Mio padre e mia madre erano disperati perché non potevano aiutare il figlio. Da allora non abbiamo più avuto notizie di mio fratello, neanche dopo la guerra da voci ufficiali.

Mi colpì duramente la notizia della morte di mia madre. Morì il 14 novembre 1943. Due giorni prima aveva assistito alla partenza di Elvira, mia sorella, nella Trudarmee. Anche lei era stata mandata in un campo a Karaganda e doveva lavorare come me in una miniera di carbone.

Il lavoro nella miniera, come già detto prima, soprattutto nei primi giorni era molto difficile per noi. Dovevo lavorare nell’ampliamento del pozzo.

Le volte e le pareti delle gallerie e dei pozzi sono state puntellate con travi di legno. Spesso abbiamo dovuto riparare o sostituire le travi che era anche una cosa pericolosa.

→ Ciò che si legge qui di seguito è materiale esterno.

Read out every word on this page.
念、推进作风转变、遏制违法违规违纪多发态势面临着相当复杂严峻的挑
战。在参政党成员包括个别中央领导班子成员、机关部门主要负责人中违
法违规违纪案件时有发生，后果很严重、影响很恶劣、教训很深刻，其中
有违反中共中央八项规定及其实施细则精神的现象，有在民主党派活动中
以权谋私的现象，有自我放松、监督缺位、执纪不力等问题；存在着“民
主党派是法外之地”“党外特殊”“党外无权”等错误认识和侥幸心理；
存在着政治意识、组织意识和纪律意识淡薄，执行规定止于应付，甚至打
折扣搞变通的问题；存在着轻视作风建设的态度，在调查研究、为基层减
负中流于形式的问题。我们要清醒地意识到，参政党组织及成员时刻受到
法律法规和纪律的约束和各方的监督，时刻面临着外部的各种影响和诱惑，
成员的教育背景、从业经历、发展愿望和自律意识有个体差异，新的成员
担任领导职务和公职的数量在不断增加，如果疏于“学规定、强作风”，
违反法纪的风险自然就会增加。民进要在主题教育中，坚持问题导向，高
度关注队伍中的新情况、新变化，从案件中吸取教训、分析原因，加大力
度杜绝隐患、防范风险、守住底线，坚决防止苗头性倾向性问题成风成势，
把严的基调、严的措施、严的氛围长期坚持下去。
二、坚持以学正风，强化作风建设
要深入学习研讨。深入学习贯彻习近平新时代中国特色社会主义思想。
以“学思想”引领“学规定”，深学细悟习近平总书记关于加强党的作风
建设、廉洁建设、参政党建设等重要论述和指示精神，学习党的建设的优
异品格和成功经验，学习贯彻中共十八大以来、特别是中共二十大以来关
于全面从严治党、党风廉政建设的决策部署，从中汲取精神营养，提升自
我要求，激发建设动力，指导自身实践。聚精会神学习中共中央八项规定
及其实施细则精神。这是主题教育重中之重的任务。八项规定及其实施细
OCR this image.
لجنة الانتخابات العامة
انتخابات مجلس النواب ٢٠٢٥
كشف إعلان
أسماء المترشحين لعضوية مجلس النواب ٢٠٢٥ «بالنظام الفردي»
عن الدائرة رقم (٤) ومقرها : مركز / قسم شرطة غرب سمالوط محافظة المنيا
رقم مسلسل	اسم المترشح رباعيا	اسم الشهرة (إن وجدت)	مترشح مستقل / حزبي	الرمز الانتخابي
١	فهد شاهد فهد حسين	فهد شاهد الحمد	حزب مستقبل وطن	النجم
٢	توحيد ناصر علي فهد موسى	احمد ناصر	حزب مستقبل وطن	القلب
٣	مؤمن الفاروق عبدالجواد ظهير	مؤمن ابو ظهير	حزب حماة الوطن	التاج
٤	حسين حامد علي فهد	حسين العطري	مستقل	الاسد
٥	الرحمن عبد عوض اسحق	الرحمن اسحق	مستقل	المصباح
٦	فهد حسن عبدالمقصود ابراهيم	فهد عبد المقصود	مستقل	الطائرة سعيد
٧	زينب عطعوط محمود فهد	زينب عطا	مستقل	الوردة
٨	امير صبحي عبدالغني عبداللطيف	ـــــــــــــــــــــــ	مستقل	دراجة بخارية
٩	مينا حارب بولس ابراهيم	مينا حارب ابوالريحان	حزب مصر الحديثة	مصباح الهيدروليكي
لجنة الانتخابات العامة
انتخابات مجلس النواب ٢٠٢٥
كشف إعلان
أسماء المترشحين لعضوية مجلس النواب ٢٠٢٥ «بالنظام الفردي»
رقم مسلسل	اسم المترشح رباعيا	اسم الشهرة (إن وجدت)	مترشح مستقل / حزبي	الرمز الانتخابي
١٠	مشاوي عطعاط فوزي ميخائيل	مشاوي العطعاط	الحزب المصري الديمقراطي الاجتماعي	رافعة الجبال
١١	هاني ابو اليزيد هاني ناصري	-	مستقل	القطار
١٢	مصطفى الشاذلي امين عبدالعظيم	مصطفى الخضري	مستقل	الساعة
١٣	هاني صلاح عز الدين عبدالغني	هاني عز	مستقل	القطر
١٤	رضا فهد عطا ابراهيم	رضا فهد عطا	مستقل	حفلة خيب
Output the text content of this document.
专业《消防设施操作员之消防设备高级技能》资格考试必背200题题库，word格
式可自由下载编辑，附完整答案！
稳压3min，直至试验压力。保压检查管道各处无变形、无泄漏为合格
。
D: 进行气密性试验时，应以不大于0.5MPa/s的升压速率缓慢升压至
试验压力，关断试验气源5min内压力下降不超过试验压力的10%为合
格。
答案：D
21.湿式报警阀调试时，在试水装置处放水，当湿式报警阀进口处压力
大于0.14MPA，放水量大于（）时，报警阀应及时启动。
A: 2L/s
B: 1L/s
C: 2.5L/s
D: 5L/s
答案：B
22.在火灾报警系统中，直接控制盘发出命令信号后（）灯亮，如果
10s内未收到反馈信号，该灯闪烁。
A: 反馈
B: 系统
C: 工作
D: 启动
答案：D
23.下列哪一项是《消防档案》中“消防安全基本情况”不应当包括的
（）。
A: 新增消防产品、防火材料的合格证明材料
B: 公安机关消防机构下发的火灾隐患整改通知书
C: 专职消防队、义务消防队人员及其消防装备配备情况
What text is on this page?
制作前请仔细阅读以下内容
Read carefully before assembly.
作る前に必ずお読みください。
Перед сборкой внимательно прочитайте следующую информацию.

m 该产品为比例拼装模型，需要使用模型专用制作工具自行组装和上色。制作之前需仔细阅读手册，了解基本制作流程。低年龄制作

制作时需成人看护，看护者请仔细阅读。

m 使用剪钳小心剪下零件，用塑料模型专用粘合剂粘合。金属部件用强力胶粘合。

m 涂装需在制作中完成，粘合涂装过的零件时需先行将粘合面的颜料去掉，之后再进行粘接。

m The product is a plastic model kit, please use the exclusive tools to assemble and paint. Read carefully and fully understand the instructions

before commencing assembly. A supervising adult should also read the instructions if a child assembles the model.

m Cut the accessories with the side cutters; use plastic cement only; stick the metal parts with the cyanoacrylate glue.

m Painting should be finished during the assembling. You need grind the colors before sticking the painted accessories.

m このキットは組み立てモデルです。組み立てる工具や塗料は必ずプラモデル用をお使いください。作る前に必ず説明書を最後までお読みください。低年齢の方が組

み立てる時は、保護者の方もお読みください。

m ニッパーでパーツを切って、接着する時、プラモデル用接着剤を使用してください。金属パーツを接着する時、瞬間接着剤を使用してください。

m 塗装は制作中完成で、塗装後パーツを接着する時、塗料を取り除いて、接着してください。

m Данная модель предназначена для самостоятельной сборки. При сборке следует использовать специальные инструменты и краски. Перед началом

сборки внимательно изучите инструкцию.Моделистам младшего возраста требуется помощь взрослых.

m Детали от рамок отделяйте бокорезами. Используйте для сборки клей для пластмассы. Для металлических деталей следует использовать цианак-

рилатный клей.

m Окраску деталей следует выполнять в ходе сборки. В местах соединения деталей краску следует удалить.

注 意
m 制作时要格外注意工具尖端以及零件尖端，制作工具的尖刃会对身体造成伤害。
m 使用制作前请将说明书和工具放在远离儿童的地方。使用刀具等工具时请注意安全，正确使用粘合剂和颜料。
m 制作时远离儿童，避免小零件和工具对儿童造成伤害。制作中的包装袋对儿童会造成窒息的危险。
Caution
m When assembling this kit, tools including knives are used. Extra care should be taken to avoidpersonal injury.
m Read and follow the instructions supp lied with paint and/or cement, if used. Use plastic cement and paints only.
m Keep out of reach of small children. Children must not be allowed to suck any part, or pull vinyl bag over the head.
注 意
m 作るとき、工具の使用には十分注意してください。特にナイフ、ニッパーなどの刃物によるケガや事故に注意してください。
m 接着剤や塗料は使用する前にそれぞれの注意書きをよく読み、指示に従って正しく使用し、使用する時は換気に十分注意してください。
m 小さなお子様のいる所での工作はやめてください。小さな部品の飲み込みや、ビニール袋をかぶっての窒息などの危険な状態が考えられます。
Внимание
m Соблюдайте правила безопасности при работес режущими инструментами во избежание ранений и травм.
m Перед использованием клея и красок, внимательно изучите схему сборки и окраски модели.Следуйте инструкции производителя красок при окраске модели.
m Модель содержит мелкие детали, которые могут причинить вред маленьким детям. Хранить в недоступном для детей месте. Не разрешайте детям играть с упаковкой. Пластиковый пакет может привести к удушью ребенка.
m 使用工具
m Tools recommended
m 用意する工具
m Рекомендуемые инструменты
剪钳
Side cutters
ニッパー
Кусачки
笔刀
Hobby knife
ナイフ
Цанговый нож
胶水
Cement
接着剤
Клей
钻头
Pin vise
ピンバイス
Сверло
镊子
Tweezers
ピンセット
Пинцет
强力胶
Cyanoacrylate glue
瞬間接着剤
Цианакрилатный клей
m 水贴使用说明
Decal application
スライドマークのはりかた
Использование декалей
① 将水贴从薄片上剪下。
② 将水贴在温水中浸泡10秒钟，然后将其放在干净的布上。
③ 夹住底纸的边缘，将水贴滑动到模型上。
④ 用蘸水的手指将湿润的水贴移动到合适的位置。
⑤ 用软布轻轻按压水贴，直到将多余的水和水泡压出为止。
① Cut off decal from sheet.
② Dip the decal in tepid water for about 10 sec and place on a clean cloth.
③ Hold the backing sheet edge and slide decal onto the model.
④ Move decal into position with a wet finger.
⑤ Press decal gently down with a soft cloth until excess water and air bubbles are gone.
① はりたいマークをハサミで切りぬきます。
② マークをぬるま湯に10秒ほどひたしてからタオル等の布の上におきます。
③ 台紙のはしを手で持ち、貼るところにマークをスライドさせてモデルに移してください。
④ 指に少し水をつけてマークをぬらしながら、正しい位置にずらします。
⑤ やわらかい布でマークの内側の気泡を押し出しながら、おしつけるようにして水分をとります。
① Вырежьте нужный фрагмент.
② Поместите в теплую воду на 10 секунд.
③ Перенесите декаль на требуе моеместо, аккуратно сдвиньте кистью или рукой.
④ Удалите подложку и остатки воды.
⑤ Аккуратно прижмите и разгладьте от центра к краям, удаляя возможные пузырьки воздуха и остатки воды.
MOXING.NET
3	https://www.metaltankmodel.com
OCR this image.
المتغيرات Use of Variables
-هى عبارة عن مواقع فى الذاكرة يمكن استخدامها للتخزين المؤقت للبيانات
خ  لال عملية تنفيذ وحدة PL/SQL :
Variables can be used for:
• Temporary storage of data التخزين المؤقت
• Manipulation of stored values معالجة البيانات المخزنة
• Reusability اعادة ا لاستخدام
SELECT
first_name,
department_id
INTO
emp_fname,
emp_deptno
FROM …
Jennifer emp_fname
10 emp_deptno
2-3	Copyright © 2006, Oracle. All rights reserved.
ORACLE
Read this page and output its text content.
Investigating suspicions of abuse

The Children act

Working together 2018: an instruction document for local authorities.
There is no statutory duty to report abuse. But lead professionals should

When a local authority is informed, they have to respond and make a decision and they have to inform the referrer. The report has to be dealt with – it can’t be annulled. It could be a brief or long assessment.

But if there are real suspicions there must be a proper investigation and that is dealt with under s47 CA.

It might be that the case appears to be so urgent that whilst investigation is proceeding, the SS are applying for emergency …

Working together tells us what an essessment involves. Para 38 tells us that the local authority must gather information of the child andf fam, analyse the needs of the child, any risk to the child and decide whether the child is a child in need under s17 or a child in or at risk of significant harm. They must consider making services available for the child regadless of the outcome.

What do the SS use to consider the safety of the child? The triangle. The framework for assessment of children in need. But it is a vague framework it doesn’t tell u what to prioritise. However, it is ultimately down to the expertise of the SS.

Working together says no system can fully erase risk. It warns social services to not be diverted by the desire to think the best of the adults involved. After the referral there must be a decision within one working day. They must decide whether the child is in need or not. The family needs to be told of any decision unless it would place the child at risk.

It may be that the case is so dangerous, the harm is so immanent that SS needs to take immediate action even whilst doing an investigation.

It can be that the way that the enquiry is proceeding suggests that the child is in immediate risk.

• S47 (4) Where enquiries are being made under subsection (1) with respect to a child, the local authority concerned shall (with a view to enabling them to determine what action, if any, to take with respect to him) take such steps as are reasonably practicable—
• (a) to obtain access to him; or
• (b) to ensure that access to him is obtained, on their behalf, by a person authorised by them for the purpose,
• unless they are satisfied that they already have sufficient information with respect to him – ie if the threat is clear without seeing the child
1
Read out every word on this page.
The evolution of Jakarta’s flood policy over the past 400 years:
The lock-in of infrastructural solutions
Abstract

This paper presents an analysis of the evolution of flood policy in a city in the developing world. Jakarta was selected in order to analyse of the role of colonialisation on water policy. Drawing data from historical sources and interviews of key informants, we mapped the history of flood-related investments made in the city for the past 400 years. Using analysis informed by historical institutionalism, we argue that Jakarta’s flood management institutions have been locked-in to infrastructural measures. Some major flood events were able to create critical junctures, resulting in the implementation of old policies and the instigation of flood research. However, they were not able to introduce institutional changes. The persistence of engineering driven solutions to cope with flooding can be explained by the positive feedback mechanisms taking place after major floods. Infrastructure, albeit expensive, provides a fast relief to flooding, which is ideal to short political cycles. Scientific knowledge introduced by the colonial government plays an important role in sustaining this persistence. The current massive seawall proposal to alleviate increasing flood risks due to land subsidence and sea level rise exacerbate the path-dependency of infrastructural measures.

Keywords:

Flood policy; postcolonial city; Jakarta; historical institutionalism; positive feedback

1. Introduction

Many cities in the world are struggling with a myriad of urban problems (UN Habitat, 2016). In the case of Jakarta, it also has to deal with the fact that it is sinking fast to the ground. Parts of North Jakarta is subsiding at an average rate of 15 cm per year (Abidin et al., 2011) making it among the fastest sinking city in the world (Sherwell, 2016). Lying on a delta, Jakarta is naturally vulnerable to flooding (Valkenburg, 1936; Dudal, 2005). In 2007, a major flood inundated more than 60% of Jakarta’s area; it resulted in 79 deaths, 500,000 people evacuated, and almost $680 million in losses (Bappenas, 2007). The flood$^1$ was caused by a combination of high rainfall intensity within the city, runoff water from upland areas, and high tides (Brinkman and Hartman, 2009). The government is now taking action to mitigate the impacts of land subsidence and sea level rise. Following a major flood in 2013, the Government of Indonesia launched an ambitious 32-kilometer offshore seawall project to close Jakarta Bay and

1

Una volta avvenne un crollo direttamente nelle nostre vicinanze. Fortunatamente sono riuscito a salvare due colleghi sepolti che erano feriti.

Nel giugno del ’45 in una miniera vicina c’è stata un’esplosione. 66 colleghi sono morti. E nella miniera dove lavoravo si era verificato un incendio nel mese di aprile del ‘48. Anche lì sono morti molti minatori ed i prigionieri di guerra.

Io sono stato fortunato. Dieci giorni prima avevo avuto un incidente. Ero capitato in mezzo a due carrelli e venni schiacciato. L’incendio scoppiò durante il turno di notte. Per il turno successivo avrei dovuto cominciare di nuovo a lavorare. Chissà forse avrebbe toccato anche a me.

Dal 1943 arrivavano a Karaganda sempre più prigionieri di guerra: tedeschi, rumeni, ungheresi, giapponesi. Anche loro dovevano lavorare nella miniera.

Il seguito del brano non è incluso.